Posted by David Rutherford on 19 August 2016 10:39 AM

GreyListing is an anti-spam technique that makes use of a "temporary reject" status to try to identify legitimate mail servers. If the mail is legitimate the originating server will try again after a delay, and if sufficient time has elapsed the email will be accepted.

The anti-spam service analyzes the content of each message. If the anti-spam server sees email coming from a source that doesn't appear to be a regular email peer of a recipient (based on bi-directional traffic) and has certain spammy constructs or content, the message may be delayed (greylisted). The server then waits for a few attempts to send the message or a few minutes.

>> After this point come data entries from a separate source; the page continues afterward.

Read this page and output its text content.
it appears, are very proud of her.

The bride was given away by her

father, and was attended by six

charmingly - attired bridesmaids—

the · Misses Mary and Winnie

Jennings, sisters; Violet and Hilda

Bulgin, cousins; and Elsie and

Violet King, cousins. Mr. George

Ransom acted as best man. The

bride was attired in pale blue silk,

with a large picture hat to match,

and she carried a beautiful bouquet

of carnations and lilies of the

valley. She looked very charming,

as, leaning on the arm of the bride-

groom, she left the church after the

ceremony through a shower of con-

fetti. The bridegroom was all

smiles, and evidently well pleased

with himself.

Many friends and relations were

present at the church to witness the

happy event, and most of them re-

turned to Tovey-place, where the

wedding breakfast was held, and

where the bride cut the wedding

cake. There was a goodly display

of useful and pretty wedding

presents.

A normal mail server will queue a message that has been "temporarily rejected" and retry transmission in 5, 10, 15 or 30 minutes later, depending on the sending server's settings. Spam engines and bulk marketing services will not queue these messages. Often they try to force their way past GreyListing mechanisms by quickly re-sending the message a few times, then moving on to the next recipient. GreyListing is a good technique to help reduce spam originating from industrial spamvertizing sites.

In your logs you see the same message logged multiple times as the sending server tries to force its way past the grey-listing engine.

You can see GreyListing activity in the Email Activity reports, Mail Activity Log and the Transmission Log.